Tan also attended meetings where the topic of interested person transactions was discussed, but did not reveal his son's shareholding in T-Data.

Tan incorporated another firm, S-Com Solutions (Hong Kong) Co Limited, in October 2005 and was its sole shareholder.

Trek 2000 and its subsidiaries entered into various transactions with S-Com HK in 2010, with a value exceeding US$1,1149,119 or the threshold of 3 per cent of the group's audited net tangible assets.

In total, there were six transactions made with a total value of US$882,256 between the group and S-Com HK in the financial year of 2010. 

However, Tan did not disclose these transactions to the group. The offences were discovered during investigations by the Commercial Affairs Department into separate offences committed by the management of T2000.

Poo was fined S$20,000 in June for his role in the offences.


Deputy Public Prosecutor Tan Ee Kuan asked for a fine of at least S$90,000, saying that Tan was more culpable than his co-accused Poo as he attended meetings where the issue of whether Trek 2000 had entered into any interested person transactions was raised and discussed.

He also saw statements where the phrase "no IPTs for the period under review" was included in meeting minutes and circulated to him, but did not disclose his son's shareholding.

Defence lawyer Daniel Cai of Drew & Napier asked instead for a fine of S$40,000, saying that his client's charges were "under the least culpable limbs" of the act.

He said Tan should receive "identical sentences" as his co-accused Poo because they were both senior executives.

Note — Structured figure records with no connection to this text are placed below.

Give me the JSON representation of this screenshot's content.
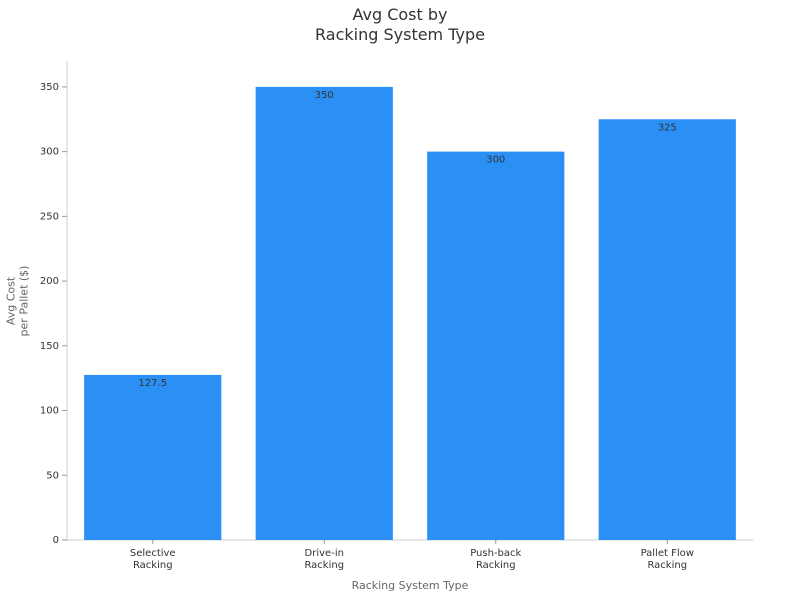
{
  "chart_data": {
    "type": "bar",
    "title": "Avg Cost by\nRacking System Type",
    "x_label": "Racking System Type",
    "y_label": "Avg Cost\nper Pallet ($)",
    "categories": [
      "Selective\nRacking",
      "Drive-in\nRacking",
      "Push-back\nRacking",
      "Pallet Flow\nRacking"
    ],
    "values": [
      127.5,
      350,
      300,
      325
    ],
    "color": "#2b90f5",
    "ylim": [
      0,
      370
    ],
    "yticks": [
      0,
      50,
      100,
      150,
      200,
      250,
      300,
      350
    ],
    "grid": false
  }
}
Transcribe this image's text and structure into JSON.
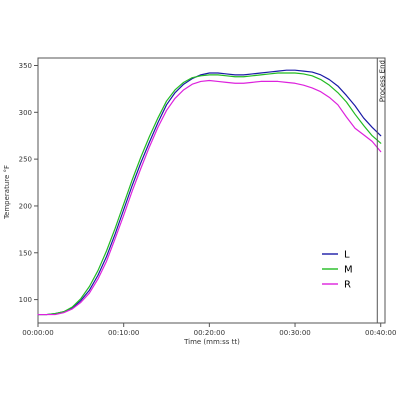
{
  "chart_data": {
    "type": "line",
    "xlabel": "Time (mm:ss tt)",
    "ylabel": "Temperature °F",
    "xlim": [
      0,
      40.5
    ],
    "ylim": [
      75,
      358
    ],
    "x_ticks": [
      {
        "value": 0,
        "label": "00:00:00"
      },
      {
        "value": 10,
        "label": "00:10:00"
      },
      {
        "value": 20,
        "label": "00:20:00"
      },
      {
        "value": 30,
        "label": "00:30:00"
      },
      {
        "value": 40,
        "label": "00:40:00"
      }
    ],
    "y_ticks": [
      100,
      150,
      200,
      250,
      300,
      350
    ],
    "grid": false,
    "legend_position": "bottom-right",
    "annotations": [
      {
        "type": "vertical_line",
        "x": 39.6,
        "label": "Process End"
      }
    ],
    "series": [
      {
        "name": "L",
        "color": "#1a1aa6",
        "x": [
          0,
          1,
          2,
          3,
          4,
          5,
          6,
          7,
          8,
          9,
          10,
          11,
          12,
          13,
          14,
          15,
          16,
          17,
          18,
          19,
          20,
          21,
          22,
          23,
          24,
          25,
          26,
          27,
          28,
          29,
          30,
          31,
          32,
          33,
          34,
          35,
          36,
          37,
          38,
          39,
          40
        ],
        "values": [
          84,
          84,
          85,
          87,
          91,
          99,
          110,
          126,
          146,
          170,
          196,
          222,
          246,
          268,
          289,
          308,
          321,
          330,
          336,
          340,
          342,
          342,
          341,
          340,
          340,
          341,
          342,
          343,
          344,
          345,
          345,
          344,
          343,
          340,
          335,
          328,
          318,
          307,
          294,
          284,
          275
        ]
      },
      {
        "name": "M",
        "color": "#22bb22",
        "x": [
          0,
          1,
          2,
          3,
          4,
          5,
          6,
          7,
          8,
          9,
          10,
          11,
          12,
          13,
          14,
          15,
          16,
          17,
          18,
          19,
          20,
          21,
          22,
          23,
          24,
          25,
          26,
          27,
          28,
          29,
          30,
          31,
          32,
          33,
          34,
          35,
          36,
          37,
          38,
          39,
          40
        ],
        "values": [
          84,
          84,
          85,
          87,
          92,
          101,
          114,
          131,
          152,
          176,
          202,
          228,
          252,
          274,
          294,
          312,
          324,
          332,
          337,
          339,
          340,
          340,
          339,
          338,
          338,
          339,
          340,
          341,
          342,
          342,
          342,
          341,
          339,
          335,
          329,
          321,
          311,
          298,
          286,
          275,
          267
        ]
      },
      {
        "name": "R",
        "color": "#dd22dd",
        "x": [
          0,
          1,
          2,
          3,
          4,
          5,
          6,
          7,
          8,
          9,
          10,
          11,
          12,
          13,
          14,
          15,
          16,
          17,
          18,
          19,
          20,
          21,
          22,
          23,
          24,
          25,
          26,
          27,
          28,
          29,
          30,
          31,
          32,
          33,
          34,
          35,
          36,
          37,
          38,
          39,
          40
        ],
        "values": [
          84,
          84,
          84,
          86,
          90,
          97,
          107,
          122,
          141,
          165,
          190,
          216,
          240,
          263,
          284,
          302,
          315,
          324,
          330,
          333,
          334,
          333,
          332,
          331,
          331,
          332,
          333,
          333,
          333,
          332,
          331,
          329,
          326,
          322,
          316,
          308,
          295,
          283,
          276,
          269,
          258
        ]
      }
    ]
  }
}
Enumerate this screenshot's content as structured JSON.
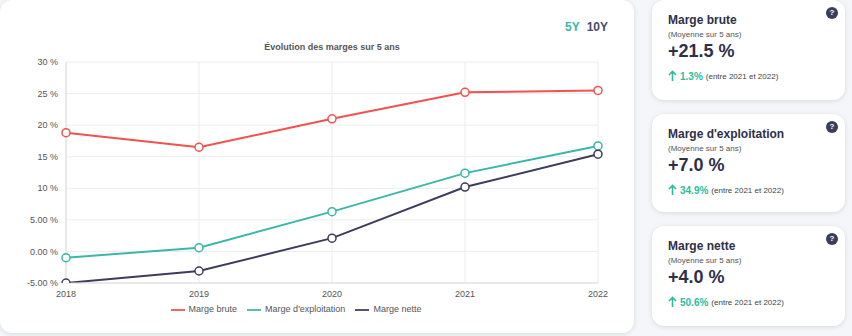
{
  "chart_data": {
    "type": "line",
    "title": "Évolution des marges sur 5 ans",
    "categories": [
      "2018",
      "2019",
      "2020",
      "2021",
      "2022"
    ],
    "series": [
      {
        "name": "Marge brute",
        "color": "#f0524f",
        "values": [
          18.8,
          16.5,
          21.0,
          25.2,
          25.5
        ]
      },
      {
        "name": "Marge d'exploitation",
        "color": "#3bb7a8",
        "values": [
          -1.0,
          0.6,
          6.3,
          12.4,
          16.7
        ]
      },
      {
        "name": "Marge nette",
        "color": "#3b3d5c",
        "values": [
          -5.0,
          -3.1,
          2.1,
          10.2,
          15.4
        ]
      }
    ],
    "ylim": [
      -5,
      30
    ],
    "yticks": [
      {
        "value": -5,
        "label": "-5.00 %"
      },
      {
        "value": 0,
        "label": "0.00 %"
      },
      {
        "value": 5,
        "label": "5.00 %"
      },
      {
        "value": 10,
        "label": "10 %"
      },
      {
        "value": 15,
        "label": "15 %"
      },
      {
        "value": 20,
        "label": "20 %"
      },
      {
        "value": 25,
        "label": "25 %"
      },
      {
        "value": 30,
        "label": "30 %"
      }
    ],
    "grid": true,
    "legend": "bottom",
    "marker": "circle"
  },
  "toggles": [
    {
      "label": "5Y",
      "active": true
    },
    {
      "label": "10Y",
      "active": false
    }
  ],
  "cards": [
    {
      "title": "Marge brute",
      "subtitle": "(Moyenne sur 5 ans)",
      "value": "+21.5 %",
      "change": "1.3%",
      "period": "(entre 2021 et 2022)",
      "help": "?"
    },
    {
      "title": "Marge d'exploitation",
      "subtitle": "(Moyenne sur 5 ans)",
      "value": "+7.0 %",
      "change": "34.9%",
      "period": "(entre 2021 et 2022)",
      "help": "?"
    },
    {
      "title": "Marge nette",
      "subtitle": "(Moyenne sur 5 ans)",
      "value": "+4.0 %",
      "change": "50.6%",
      "period": "(entre 2021 et 2022)",
      "help": "?"
    }
  ]
}
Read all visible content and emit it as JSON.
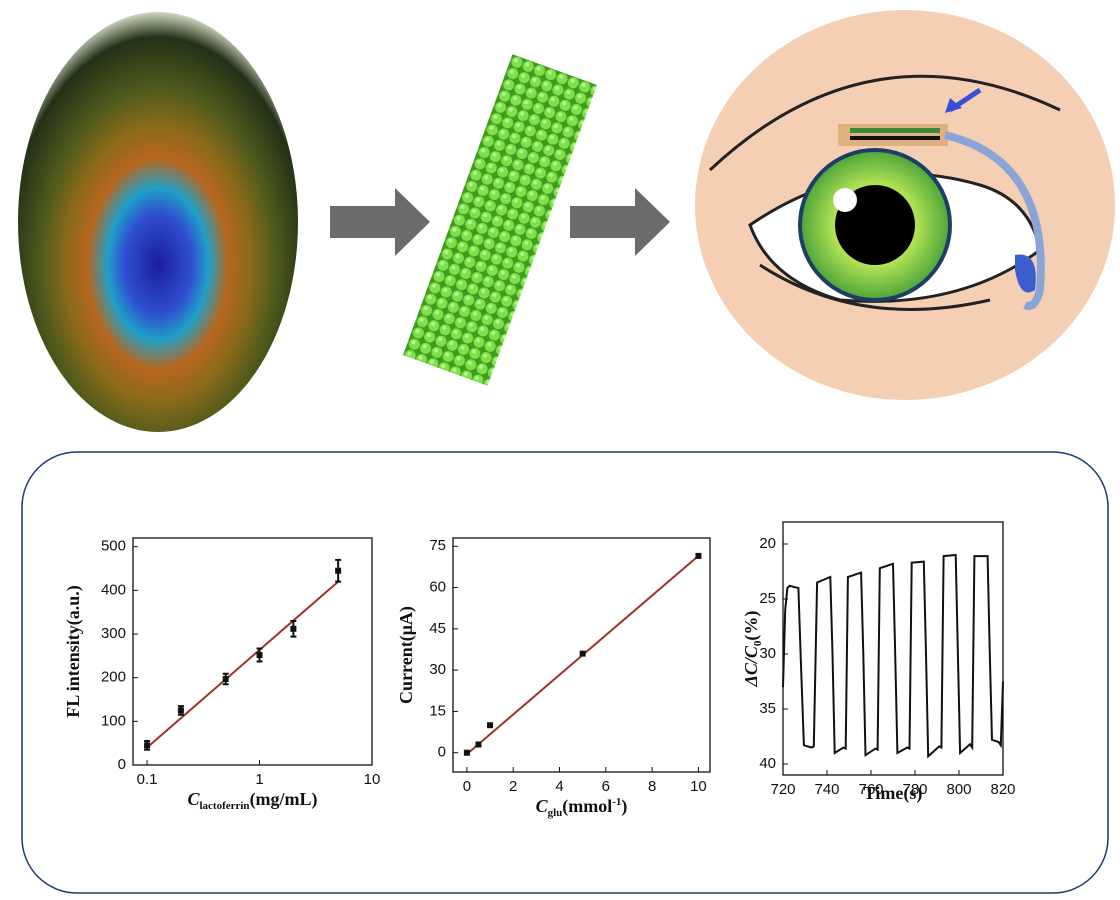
{
  "chart_data": [
    {
      "type": "scatter",
      "xscale": "log",
      "xlim": [
        0.075,
        10
      ],
      "xticks": [
        0.1,
        1,
        10
      ],
      "ylim": [
        0,
        520
      ],
      "yticks": [
        0,
        100,
        200,
        300,
        400,
        500
      ],
      "ylabel": "FL intensity(a.u.)",
      "xlabel": {
        "symbol": "C",
        "subscript": "lactoferrin",
        "unit": "(mg/mL)"
      },
      "x": [
        0.1,
        0.2,
        0.5,
        1,
        2,
        5
      ],
      "values": [
        45,
        125,
        197,
        252,
        312,
        445
      ],
      "errors": [
        10,
        10,
        12,
        15,
        18,
        25
      ],
      "color": "#111111",
      "fit": {
        "x": [
          0.1,
          5
        ],
        "values": [
          40,
          420
        ],
        "color": "#a0302a"
      }
    },
    {
      "type": "scatter",
      "xlim": [
        -0.6,
        10.5
      ],
      "xticks": [
        0,
        2,
        4,
        6,
        8,
        10
      ],
      "ylim": [
        -7,
        78
      ],
      "yticks": [
        0,
        15,
        30,
        45,
        60,
        75
      ],
      "ylabel": "Current(μA)",
      "xlabel": {
        "symbol": "C",
        "subscript": "glu",
        "unit": "(mmol",
        "superscript": "-1",
        "tail": ")"
      },
      "x": [
        0,
        0.5,
        1,
        5,
        10
      ],
      "values": [
        0,
        3,
        10,
        36,
        71.5
      ],
      "color": "#111111",
      "fit": {
        "x": [
          0,
          10
        ],
        "values": [
          -0.5,
          71.5
        ],
        "color": "#a0302a"
      }
    },
    {
      "type": "line",
      "xlim": [
        720,
        820
      ],
      "xticks": [
        720,
        740,
        760,
        780,
        800,
        820
      ],
      "ylim": [
        18,
        41
      ],
      "y_inverted": true,
      "yticks": [
        20,
        25,
        30,
        35,
        40
      ],
      "ylabel": {
        "symbol": "ΔC/C",
        "subscript": "0",
        "unit": "(%)"
      },
      "xlabel": "Time(s)",
      "color": "#111111",
      "x": [
        720,
        721,
        722,
        723,
        727,
        728,
        729.5,
        733,
        734,
        735.5,
        741.5,
        742.5,
        743.5,
        747.5,
        748.5,
        749.5,
        755.5,
        756.5,
        757.5,
        762,
        763,
        764,
        770,
        771,
        772,
        776.5,
        777.5,
        778.5,
        784,
        785,
        786,
        791,
        792,
        793,
        798.5,
        799.5,
        800.5,
        805,
        806,
        807,
        813,
        814,
        815,
        818,
        819,
        820
      ],
      "values": [
        33,
        26,
        24,
        23.8,
        24,
        30,
        38.3,
        38.5,
        38.4,
        23.5,
        23,
        30,
        39,
        38.5,
        38.6,
        23,
        22.6,
        30,
        39.2,
        38.6,
        38.7,
        22.2,
        21.8,
        30,
        39,
        38.5,
        38.6,
        21.7,
        21.6,
        30,
        39.3,
        38.4,
        38.5,
        21.1,
        21,
        30,
        39,
        38.2,
        38.5,
        21.1,
        21.1,
        30,
        37.8,
        38,
        38.3,
        32.5
      ]
    }
  ]
}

He added that Tan had entered a "timely plea of guilt" and did not have any personal gain from the transactions, which had been entered into "for the company's benefit".

Tan had also taken steps to immediately remedy procedures afterwards and has no prior convictions.

The judge agreed with prosecutors that Tan could be sentenced on a scale higher than that for Poo, noting that he faces more charges and has a higher degree of culpability.

Tan will return to court next month for other charges, mostly for falsification of accounts by making false entries in the company's financial statements.

He could have been jailed for up to seven years, fined up to S$250,000 or both for each charge of failing to disclose transactions by interested persons under the Securities and Futures Act.